Sur les frais d'instance :
10. Les dispositions de l'article L. 761-1 du code de justice administrative font obstacle à ce que M. A... soit condamné à verser à la communauté d'agglomération montargoise et rives du Loing, partie perdante dans la présente instance, la somme qu'elle demande au titre des frais exposés et non compris dans les dépens. Il y a lieu, en revanche, dans les circonstances de l'espèce, de mettre à la charge de l'Etat le versement à M. A..., au titre des mêmes dispositions, de la somme de 1 500 euros.
DECIDE :
Article 1er : Le jugement n°1600273 du tribunal administratif d'Orléans en date du 25 avril 2018 est annulé.
Article 2 : La décision du 24 novembre 2015 du procureur de la République près le tribunal de grande instance de Montargis et l'arrêté du 30 novembre 2015 du président de la communauté d'agglomération montargoise et rives du Loing sont annulés.
Article 3 : L'Etat versera la somme de 1500 euros à M. A... en application des dispositions de l'article L.761-1 du code de justice administrative.
Article 4 : Les conclusions présentées par la communauté d'agglomération montargoise et rives du Loing tendant à l'application des dispositions de l'article L.761-1 du code de justice administrative sont rejetées.
Article 5 : Le présent arrêt sera notifié à M. B... A..., au procureur de la République près le tribunal de grande instance de Montargis et à la communauté d'agglomération montargoise et rives du Loing. Copie en sera adressée au préfet du Loiret pour information.

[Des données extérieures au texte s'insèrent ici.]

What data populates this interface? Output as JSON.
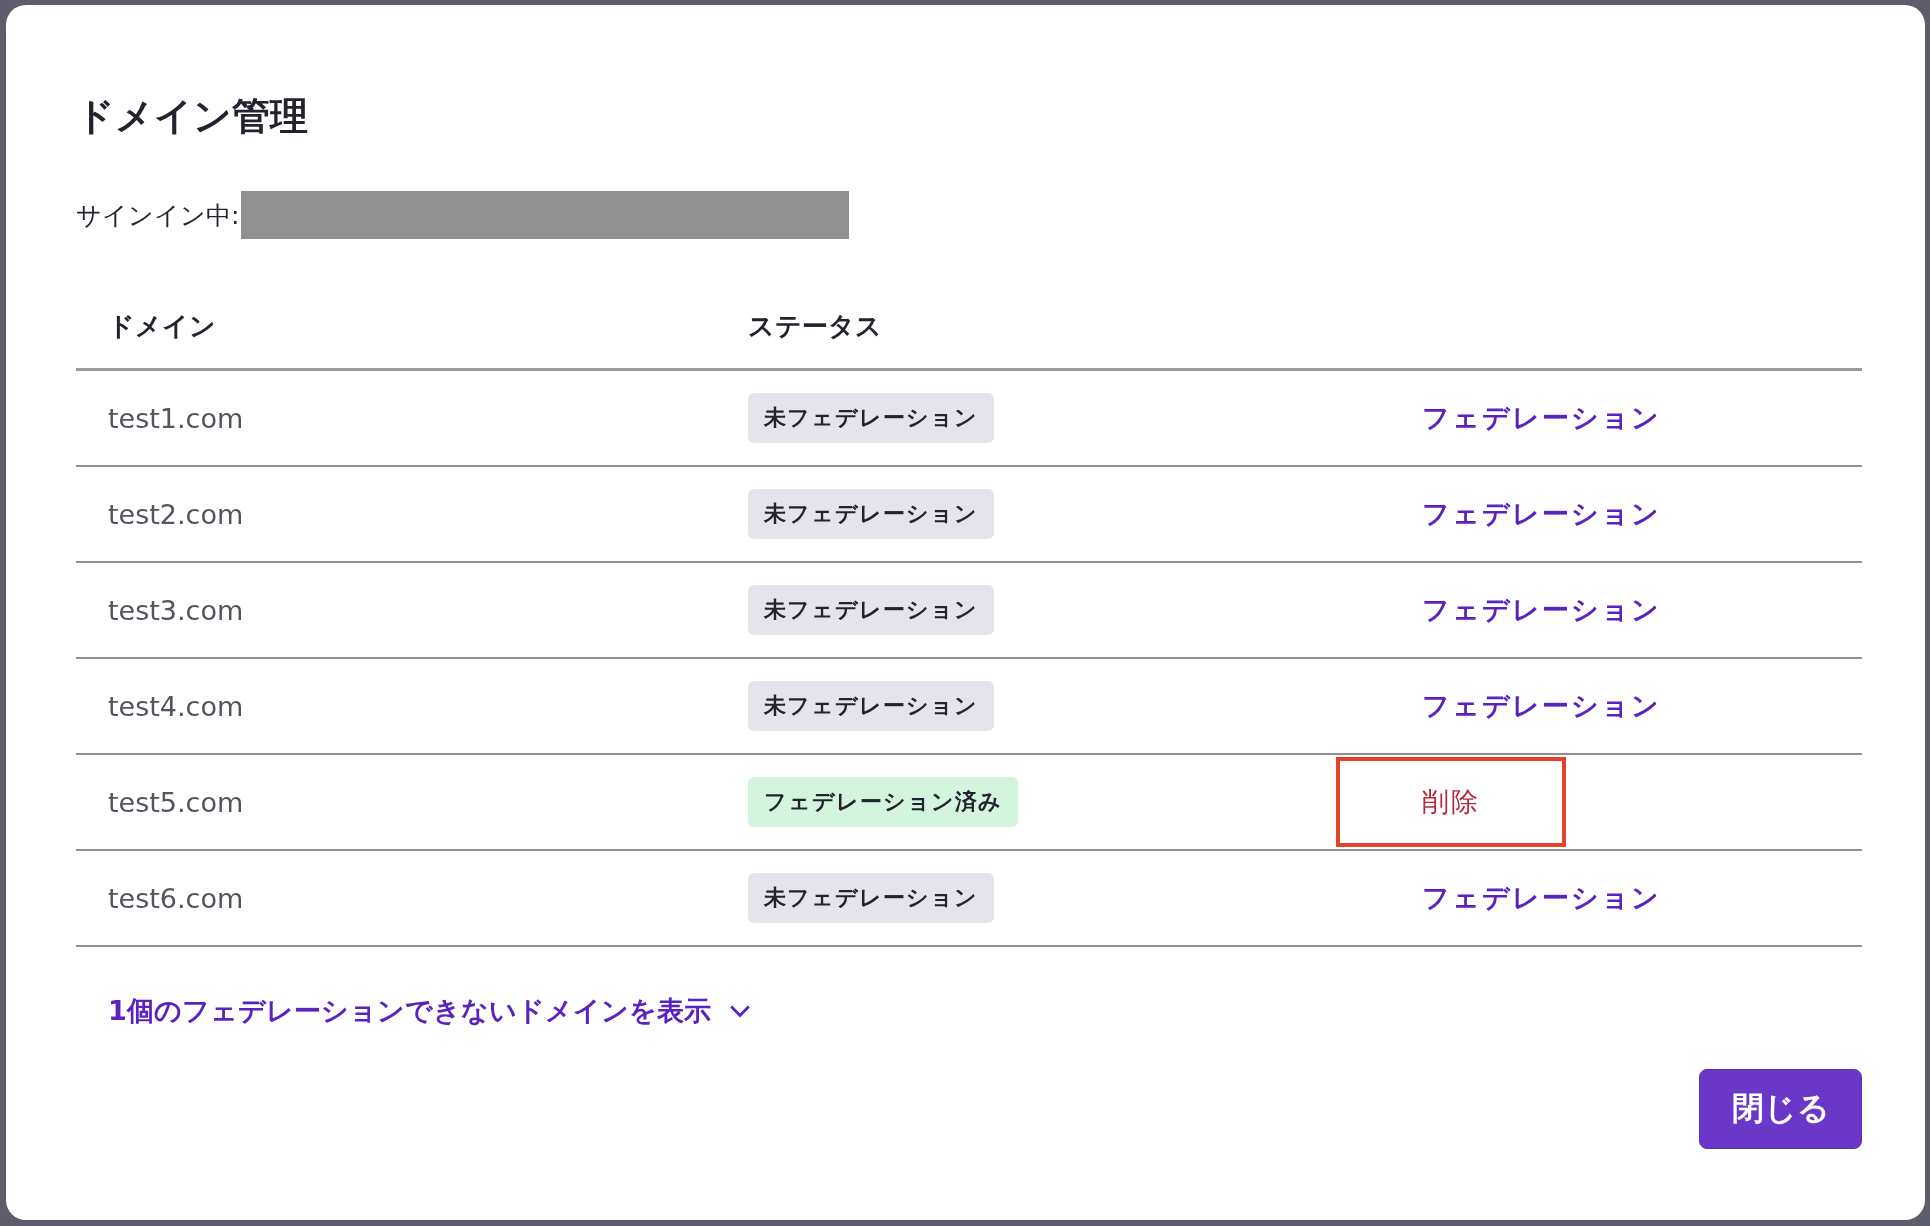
{
  "dialog": {
    "title": "ドメイン管理",
    "signed_in_label": "サインイン中:"
  },
  "table": {
    "columns": [
      "ドメイン",
      "ステータス"
    ],
    "rows": [
      {
        "domain": "test1.com",
        "status": {
          "label": "未フェデレーション",
          "kind": "pending"
        },
        "action": {
          "label": "フェデレーション",
          "kind": "federate",
          "highlighted": false
        }
      },
      {
        "domain": "test2.com",
        "status": {
          "label": "未フェデレーション",
          "kind": "pending"
        },
        "action": {
          "label": "フェデレーション",
          "kind": "federate",
          "highlighted": false
        }
      },
      {
        "domain": "test3.com",
        "status": {
          "label": "未フェデレーション",
          "kind": "pending"
        },
        "action": {
          "label": "フェデレーション",
          "kind": "federate",
          "highlighted": false
        }
      },
      {
        "domain": "test4.com",
        "status": {
          "label": "未フェデレーション",
          "kind": "pending"
        },
        "action": {
          "label": "フェデレーション",
          "kind": "federate",
          "highlighted": false
        }
      },
      {
        "domain": "test5.com",
        "status": {
          "label": "フェデレーション済み",
          "kind": "federated"
        },
        "action": {
          "label": "削除",
          "kind": "delete",
          "highlighted": true
        }
      },
      {
        "domain": "test6.com",
        "status": {
          "label": "未フェデレーション",
          "kind": "pending"
        },
        "action": {
          "label": "フェデレーション",
          "kind": "federate",
          "highlighted": false
        }
      }
    ]
  },
  "expander": {
    "label": "1個のフェデレーションできないドメインを表示",
    "expanded": false
  },
  "buttons": [
    {
      "label": "閉じる"
    }
  ]
}
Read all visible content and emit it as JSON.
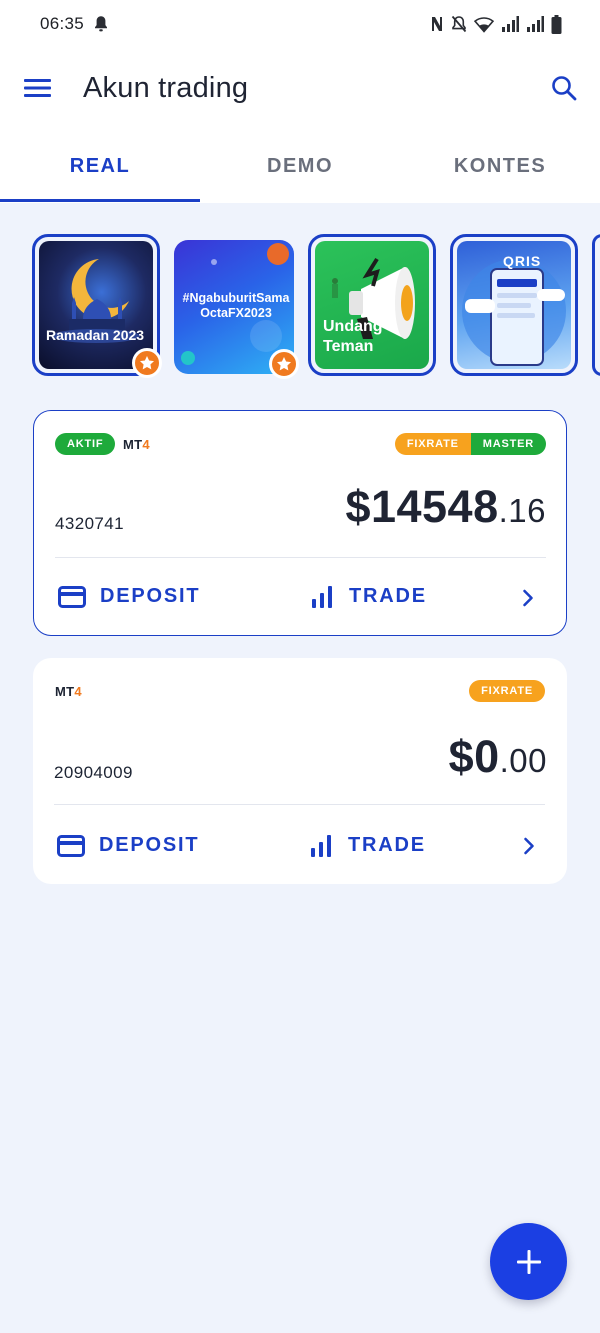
{
  "status_bar": {
    "time": "06:35",
    "icons": [
      "bell-icon",
      "nfc-icon",
      "mute-bell-icon",
      "wifi-icon",
      "signal-icon",
      "signal-icon",
      "battery-icon"
    ]
  },
  "app_bar": {
    "title": "Akun trading",
    "menu_icon": "menu-icon",
    "search_icon": "search-icon"
  },
  "tabs": [
    {
      "label": "REAL",
      "active": true
    },
    {
      "label": "DEMO",
      "active": false
    },
    {
      "label": "KONTES",
      "active": false
    }
  ],
  "stories": [
    {
      "label": "Ramadan 2023",
      "has_star": true
    },
    {
      "label": "#NgabuburitSama\nOctaFX2023",
      "has_star": true
    },
    {
      "label": "Undang\nTeman",
      "has_star": false
    },
    {
      "label": "QRIS",
      "has_star": false
    }
  ],
  "accounts": [
    {
      "status": "AKTIF",
      "platform_prefix": "MT",
      "platform_suffix": "4",
      "tags": [
        "FIXRATE",
        "MASTER"
      ],
      "account_number": "4320741",
      "balance_main": "$14548",
      "balance_cents": ".16",
      "deposit_label": "DEPOSIT",
      "trade_label": "TRADE",
      "selected": true
    },
    {
      "platform_prefix": "MT",
      "platform_suffix": "4",
      "tags": [
        "FIXRATE"
      ],
      "account_number": "20904009",
      "balance_main": "$0",
      "balance_cents": ".00",
      "deposit_label": "DEPOSIT",
      "trade_label": "TRADE",
      "selected": false
    }
  ],
  "fab_icon": "plus-icon",
  "colors": {
    "accent": "#1b3fc6",
    "background": "#eff3fc",
    "active_badge": "#1eaa3b",
    "fixrate_badge": "#f7a21e",
    "mt4_orange": "#f07a1f"
  }
}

Délibéré après l'audience du 27 septembre 2019, à laquelle siégeaient :
- M. Lenoir, président de chambre,
- M. C..., président-assesseur,
- Mme Gélard, premier conseiller.
Lu en audience publique, le 15 octobre 2019.
Le rapporteur
O. C...Le président
H. LenoirLa greffière
E. Haubois
La République mande et ordonne à la garde des sceaux, ministre de la justice, en ce qui la concerne, ou à tous huissiers de justice à ce requis en ce qui concerne les voies de droit commun contre les parties privées, de pourvoir à l'exécution de la présente décision.